The New York Times bestselling author of Mrs. Lincoln’s Dressmaker returns with a riveting work of historical fiction following the notorious John Wilkes Booth and the four women who kept his perilous confidence.

John Wilkes Booth, the mercurial son of an acclaimed British stage actor and a Covent Garden flower girl, committed one of the most notorious acts in American history—the assassination of President Abraham Lincoln.

The subject of more than a century of scholarship, speculation, and even obsession, Booth is often portrayed as a shadowy figure, a violent loner whose single murderous act made him the most hated man in America. Lost to history until now is the story of the four women whom he loved and who loved him in return: Mary Ann, the steadfast matriarch of the Booth family; Asia, his loyal sister and confidante; Lucy Lambert Hale, the senator’s daughter who adored Booth yet tragically misunderstood the intensity of his wrath; and Mary Surratt, the Confederate widow entrusted with the secrets of his vengeful plot.

Fates and Traitors brings to life pivotal actors—some willing, others unwitting—who made an indelible mark on the history of our nation. Chiaverini portrays not just a soul in turmoil but a country at the precipice of immense change.

My Recommendation:

It takes a writer of great skill to animate a man as notorious as John Wilkes Booth into a character so fascinating the reader can scarcely look away; Chiaverini has succeeded. I admit, I was not keen on reading a book about Booth, but Chiaverini’s use of the women around him to tell his story was brilliant.

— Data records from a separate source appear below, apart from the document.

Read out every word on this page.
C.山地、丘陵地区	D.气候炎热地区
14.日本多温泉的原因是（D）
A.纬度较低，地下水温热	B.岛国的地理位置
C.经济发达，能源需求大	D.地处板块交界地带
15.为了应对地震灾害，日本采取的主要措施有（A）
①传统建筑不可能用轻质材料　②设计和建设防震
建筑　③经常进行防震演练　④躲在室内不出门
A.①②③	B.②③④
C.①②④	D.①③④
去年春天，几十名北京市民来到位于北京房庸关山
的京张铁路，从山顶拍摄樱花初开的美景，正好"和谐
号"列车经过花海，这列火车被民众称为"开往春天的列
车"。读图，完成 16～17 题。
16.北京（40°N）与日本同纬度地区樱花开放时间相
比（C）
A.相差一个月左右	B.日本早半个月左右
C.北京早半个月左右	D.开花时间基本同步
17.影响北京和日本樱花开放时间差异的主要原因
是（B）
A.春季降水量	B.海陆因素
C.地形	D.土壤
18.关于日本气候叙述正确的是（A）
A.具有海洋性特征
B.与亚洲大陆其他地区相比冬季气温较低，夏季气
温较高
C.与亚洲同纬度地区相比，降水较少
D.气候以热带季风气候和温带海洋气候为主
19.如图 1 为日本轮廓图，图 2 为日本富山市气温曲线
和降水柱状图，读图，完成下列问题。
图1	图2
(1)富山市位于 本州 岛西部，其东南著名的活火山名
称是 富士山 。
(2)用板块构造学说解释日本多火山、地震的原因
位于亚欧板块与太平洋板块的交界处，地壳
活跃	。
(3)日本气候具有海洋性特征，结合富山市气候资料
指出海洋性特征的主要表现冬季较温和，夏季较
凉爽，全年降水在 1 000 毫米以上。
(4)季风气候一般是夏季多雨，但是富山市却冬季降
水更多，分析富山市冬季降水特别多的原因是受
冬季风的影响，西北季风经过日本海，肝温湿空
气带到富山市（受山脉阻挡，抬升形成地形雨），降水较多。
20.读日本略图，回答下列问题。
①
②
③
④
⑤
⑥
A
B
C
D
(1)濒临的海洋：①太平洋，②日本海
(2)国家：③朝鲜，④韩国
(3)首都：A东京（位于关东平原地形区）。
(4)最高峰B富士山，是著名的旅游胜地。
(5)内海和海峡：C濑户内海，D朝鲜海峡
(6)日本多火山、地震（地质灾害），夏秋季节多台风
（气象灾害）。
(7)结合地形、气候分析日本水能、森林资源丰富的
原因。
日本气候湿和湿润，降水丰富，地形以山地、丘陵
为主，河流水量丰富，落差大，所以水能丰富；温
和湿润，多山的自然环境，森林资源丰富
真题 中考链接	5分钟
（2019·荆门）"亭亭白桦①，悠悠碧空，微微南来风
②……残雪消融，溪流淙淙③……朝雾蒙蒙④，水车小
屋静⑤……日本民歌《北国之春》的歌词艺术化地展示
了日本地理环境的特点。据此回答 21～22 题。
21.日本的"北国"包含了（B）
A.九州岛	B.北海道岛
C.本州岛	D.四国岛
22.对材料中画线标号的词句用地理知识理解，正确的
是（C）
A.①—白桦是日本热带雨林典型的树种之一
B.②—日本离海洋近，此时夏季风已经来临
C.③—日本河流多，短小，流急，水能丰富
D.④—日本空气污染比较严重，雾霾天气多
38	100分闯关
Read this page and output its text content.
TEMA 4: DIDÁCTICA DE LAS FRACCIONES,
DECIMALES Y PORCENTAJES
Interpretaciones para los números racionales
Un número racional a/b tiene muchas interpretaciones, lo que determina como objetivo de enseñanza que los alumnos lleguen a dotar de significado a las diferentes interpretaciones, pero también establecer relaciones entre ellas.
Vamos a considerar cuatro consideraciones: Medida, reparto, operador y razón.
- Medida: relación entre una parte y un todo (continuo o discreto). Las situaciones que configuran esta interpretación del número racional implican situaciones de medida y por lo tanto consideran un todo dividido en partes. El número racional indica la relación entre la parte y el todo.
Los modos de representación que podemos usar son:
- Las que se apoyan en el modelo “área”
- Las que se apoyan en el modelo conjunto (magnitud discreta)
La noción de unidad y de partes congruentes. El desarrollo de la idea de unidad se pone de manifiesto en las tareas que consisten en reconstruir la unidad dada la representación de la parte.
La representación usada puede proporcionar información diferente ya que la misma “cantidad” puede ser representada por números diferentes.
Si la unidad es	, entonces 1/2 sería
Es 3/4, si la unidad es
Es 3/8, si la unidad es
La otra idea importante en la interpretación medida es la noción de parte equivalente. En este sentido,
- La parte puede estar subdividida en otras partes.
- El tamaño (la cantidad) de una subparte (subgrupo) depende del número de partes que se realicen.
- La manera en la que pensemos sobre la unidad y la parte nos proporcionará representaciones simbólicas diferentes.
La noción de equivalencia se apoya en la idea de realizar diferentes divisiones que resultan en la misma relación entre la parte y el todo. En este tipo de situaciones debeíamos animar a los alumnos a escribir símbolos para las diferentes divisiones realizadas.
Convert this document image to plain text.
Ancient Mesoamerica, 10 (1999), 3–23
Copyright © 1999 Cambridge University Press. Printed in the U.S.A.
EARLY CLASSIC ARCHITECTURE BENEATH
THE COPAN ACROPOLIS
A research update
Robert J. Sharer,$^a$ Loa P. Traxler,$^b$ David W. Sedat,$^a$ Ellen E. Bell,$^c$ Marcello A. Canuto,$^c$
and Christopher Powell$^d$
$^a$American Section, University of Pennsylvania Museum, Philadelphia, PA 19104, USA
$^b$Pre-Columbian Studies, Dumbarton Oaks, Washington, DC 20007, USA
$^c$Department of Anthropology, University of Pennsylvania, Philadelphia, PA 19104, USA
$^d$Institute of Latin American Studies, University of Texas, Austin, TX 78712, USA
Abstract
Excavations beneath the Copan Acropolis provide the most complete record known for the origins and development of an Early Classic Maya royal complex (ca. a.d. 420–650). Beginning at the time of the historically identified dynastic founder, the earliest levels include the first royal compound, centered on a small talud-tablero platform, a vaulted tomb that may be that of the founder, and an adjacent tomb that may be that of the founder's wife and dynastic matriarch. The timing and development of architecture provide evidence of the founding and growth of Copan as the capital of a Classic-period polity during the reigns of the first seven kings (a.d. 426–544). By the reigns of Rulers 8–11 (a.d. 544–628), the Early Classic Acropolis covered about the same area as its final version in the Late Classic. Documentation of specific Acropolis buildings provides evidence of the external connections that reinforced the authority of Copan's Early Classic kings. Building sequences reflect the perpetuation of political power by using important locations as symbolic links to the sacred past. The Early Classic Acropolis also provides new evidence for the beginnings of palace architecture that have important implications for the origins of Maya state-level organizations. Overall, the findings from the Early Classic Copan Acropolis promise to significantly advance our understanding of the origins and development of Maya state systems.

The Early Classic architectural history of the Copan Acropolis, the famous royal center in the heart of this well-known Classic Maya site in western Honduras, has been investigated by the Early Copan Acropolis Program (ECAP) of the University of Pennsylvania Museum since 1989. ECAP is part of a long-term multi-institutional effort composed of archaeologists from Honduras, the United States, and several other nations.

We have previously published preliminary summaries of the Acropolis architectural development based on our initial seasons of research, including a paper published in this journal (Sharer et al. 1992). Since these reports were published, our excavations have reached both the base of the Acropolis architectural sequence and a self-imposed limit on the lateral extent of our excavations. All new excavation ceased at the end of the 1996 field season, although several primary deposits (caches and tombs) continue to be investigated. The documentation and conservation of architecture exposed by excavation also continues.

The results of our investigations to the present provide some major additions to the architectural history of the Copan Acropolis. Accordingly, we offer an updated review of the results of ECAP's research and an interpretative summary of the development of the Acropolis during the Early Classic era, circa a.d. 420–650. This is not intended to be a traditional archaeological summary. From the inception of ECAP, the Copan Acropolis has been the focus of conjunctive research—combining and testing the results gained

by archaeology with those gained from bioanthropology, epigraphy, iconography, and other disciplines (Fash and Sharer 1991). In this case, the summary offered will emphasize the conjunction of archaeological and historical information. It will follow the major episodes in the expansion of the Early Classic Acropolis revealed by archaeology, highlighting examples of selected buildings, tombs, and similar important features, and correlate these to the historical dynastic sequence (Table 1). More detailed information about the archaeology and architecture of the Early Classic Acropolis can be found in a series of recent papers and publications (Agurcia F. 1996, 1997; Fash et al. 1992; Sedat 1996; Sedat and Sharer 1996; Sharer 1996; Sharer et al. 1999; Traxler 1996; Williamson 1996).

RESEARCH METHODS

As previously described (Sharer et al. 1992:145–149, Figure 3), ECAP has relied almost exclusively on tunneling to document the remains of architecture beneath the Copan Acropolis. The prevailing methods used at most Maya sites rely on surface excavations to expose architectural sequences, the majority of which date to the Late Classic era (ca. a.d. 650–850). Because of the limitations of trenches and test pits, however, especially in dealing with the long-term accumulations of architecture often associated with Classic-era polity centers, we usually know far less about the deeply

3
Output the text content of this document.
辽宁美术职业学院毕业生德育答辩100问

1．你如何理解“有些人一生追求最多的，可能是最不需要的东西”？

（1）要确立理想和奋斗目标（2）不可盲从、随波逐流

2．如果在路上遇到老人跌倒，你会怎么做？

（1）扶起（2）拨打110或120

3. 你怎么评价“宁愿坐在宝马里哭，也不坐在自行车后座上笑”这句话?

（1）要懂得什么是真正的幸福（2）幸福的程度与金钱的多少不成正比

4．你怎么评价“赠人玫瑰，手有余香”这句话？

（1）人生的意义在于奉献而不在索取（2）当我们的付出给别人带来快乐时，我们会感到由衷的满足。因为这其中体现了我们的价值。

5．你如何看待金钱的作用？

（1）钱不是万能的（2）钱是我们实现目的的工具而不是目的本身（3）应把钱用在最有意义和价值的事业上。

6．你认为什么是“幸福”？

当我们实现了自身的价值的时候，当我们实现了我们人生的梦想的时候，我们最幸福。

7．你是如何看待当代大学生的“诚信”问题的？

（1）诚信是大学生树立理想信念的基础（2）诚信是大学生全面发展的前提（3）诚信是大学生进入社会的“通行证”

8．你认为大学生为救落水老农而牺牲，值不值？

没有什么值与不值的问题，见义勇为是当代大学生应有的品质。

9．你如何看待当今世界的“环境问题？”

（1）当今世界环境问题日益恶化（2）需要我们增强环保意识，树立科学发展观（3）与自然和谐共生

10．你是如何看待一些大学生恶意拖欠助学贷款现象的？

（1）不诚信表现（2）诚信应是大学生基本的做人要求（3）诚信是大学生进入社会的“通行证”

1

Booth’s parents, his siblings, his love interests, and coconspirators are a cast like no other. Viewed from the present day, their bad choices clearly and obviously set them on a path of destruction, but Chiaverini demonstrates how such errors were made in their present time. She does not romanticize the traitors, and is unflinching in her portrayal of them.

If many readers are like me, my knowledge of what happened ended with the assassination of Lincoln. The chapters following the terrible deed are every bit as shocking as those that preceded it. Though FATES AND TRAITORS is a novel, fans of the work of Erik Larson and Laura Hillenbrand will love how this story reveals so much more history than we thought we knew.

Breathless pacing, historical figures of enormous influence, and unspeakable acts of treason make FATES AND TRAITORS one of the most riveting works of historical fiction I’ve read so far this year. I give it my highest recommendation.

Have you read this or any of Chiaverini’s previous novels? This is my first, but it will not be my last.